Il Premio Ipazia alla Nuova Drammaturgia nasce nell’edizione 2012 del Festival dell’Eccellenza al Femminile con la finalità di valorizzare il ruolo e l’immagine della donna nel Teatro e nello spettacolo. Ha l’obiettivo di mettere in contatto gli esperti di settore con i drammaturghi per favorire nuove opportunità di lavoro. Ogni anno gli autori e le autrici sono chiamati ad affrontare nei loro testi tematiche al femminile. Un'iniziativa che vede confermato il successo di molte tra le opere segnalate e premiate negli anni, oggi rappresentate sui palcoscenici nazionali e internazionali. Ricordiamo in particolare "Mille volte tua" di Letizia Sperzaga, attualmente in scena ad opera di 2 compagnie teatrali, e "Fino a prova contraria" di Paolo Sartori, tradotto e rappresentato dai Teatri Nazionali a Varsavia e Parigi.
Per l’anno 2022 il tema del Bando sarà 'La voce della donna', in linea con il tema del 'Festival dell'eccellenza al femminile 2022 XVIII edizione/Next Generation Woman. Insieme ai membri del Comitato Premio Ipazia interverranno alla presentazione del nuovo bando tre donne impegnate in tre diversi mestieri in cui è prioritario l'uso della voce: Irene Celle, cantante lirica soprano, Gabriella De Filippis, avvocata penalista vice presidente della Consulta Femminile di Genova e Rahel Saya, giornalista afghana profuga a Genova. Le ospiti condivideranno la narrazione dell'importanza della loro voce nell'empowerment femminile, offrendo, tra i molteplici significati che ha l'argomento, una chiave di lettura negli scenari dell'Arte, della Giustizia e della battaglia per i diritti delle donne.

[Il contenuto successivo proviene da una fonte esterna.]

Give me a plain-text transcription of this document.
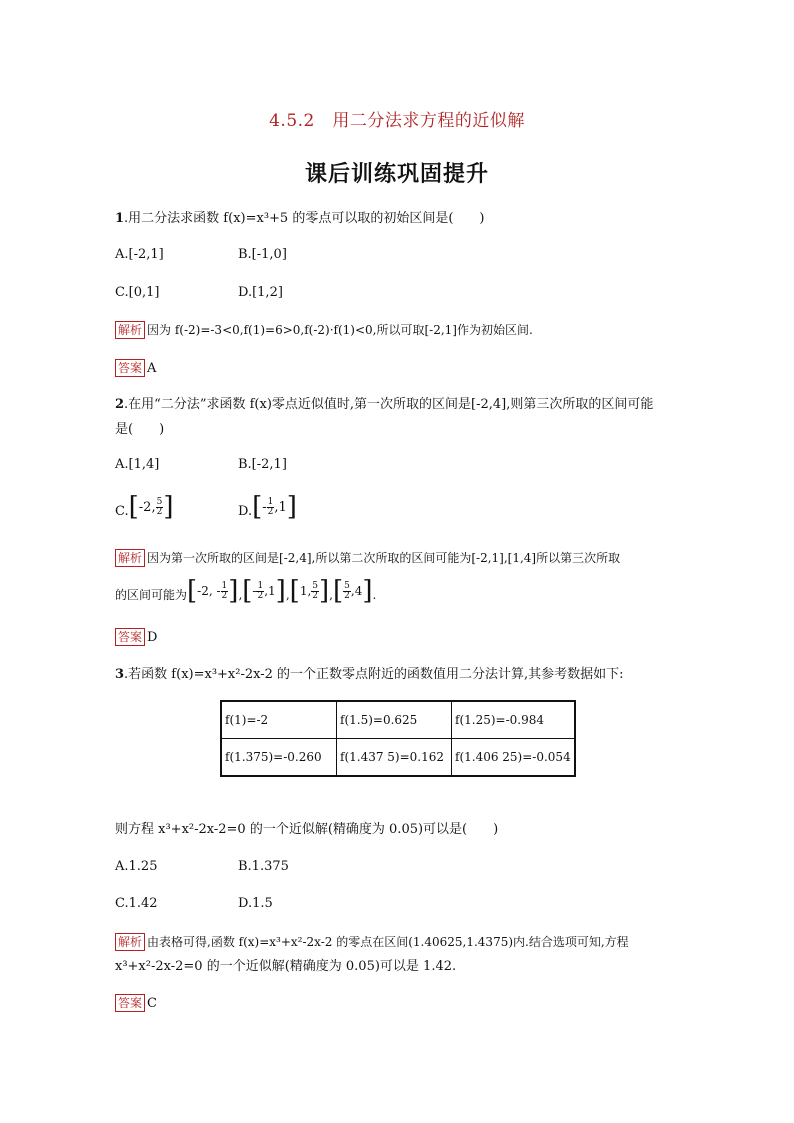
4.5.2　用二分法求方程的近似解
课后训练巩固提升
1.用二分法求函数 f(x)=x³+5 的零点可以取的初始区间是(　　)
A.[-2,1]	B.[-1,0]
C.[0,1]	D.[1,2]
解析 因为 f(-2)=-3<0,f(1)=6>0,f(-2)·f(1)<0,所以可取[-2,1]作为初始区间.
答案 A
2.在用“二分法”求函数 f(x)零点近似值时,第一次所取的区间是[-2,4],则第三次所取的区间可能
是(　　)
A.[1,4]	B.[-2,1]
C. [ -2, $\frac{5}{2}$ ]	D. [ - $\frac{1}{2} ,1$ ]
解析 因为第一次所取的区间是[-2,4],所以第二次所取的区间可能为[-2,1],[1,4]所以第三次所取
的区间可能为 [ -2, - $\frac{1}{2}$ ] , [ - $\frac{1}{2} ,1$ ] , [ 1, $\frac{5}{2}$ ] , [ $\frac{5}{2} ,4$ ] .
答案 D
3.若函数 f(x)=x³+x²-2x-2 的一个正数零点附近的函数值用二分法计算,其参考数据如下:
f(1)=-2	f(1.5)=0.625	f(1.25)=-0.984
f(1.375)=-0.260	f(1.437 5)=0.162	f(1.406 25)=-0.054
则方程 x³+x²-2x-2=0 的一个近似解(精确度为 0.05)可以是(　　)
A.1.25	B.1.375
C.1.42	D.1.5
解析 由表格可得,函数 f(x)=x³+x²-2x-2 的零点在区间(1.40625,1.4375)内.结合选项可知,方程
x³+x²-2x-2=0 的一个近似解(精确度为 0.05)可以是 1.42.
答案 C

“Gli antichi Greci ritenevano che l’apertura della bocca nella donna fosse paragonabile alla perturbazione dell’ordine cosmico." - ricorda la regista Consuelo Barilari, ideatrice e direttrice del Premio e del Festival per l'associazione Schegge di Mediterraneo - "Nella cultura antica le donne non erano ritenute idonee alla sophrosyne, ovvero alla moderazione, al controllo su di sé, al ritegno. Il loro parlare era percepito come disordinato e chiassoso. La poetessa e filologa classica Anne Carson nel suo saggio The gender of sound ha raccolto antichi esempi di come le donne venissero messe a tacere: la donna era un’entità 'fallata', che esternava cose ed emozioni che sarebbero dovute rimanere all’interno. Un’altra studiosa della cultura antica, Mary Beard, nel suo libro Donne e potere, ricorda, che il primo esempio di donna messa a tacere da un uomo è nell’Odissea, nella scena in cui Telemaco ordina a Penelope di stare zitta: 'O Madre mia, Or tu risali / nelle tue stanze, ed ai lavori tuoi, / spola e conocchia, intendi. ...Il favellar tra gli uomini assembrati / Cura è dell’uomo […]”.
Gli inglesi del tardo medioevo inventarono la 'briglia della comare', uno strumento di tortura che veniva messo sul viso e immobilizzava la lingua delle donne che osavano prendere parola in pubblico”.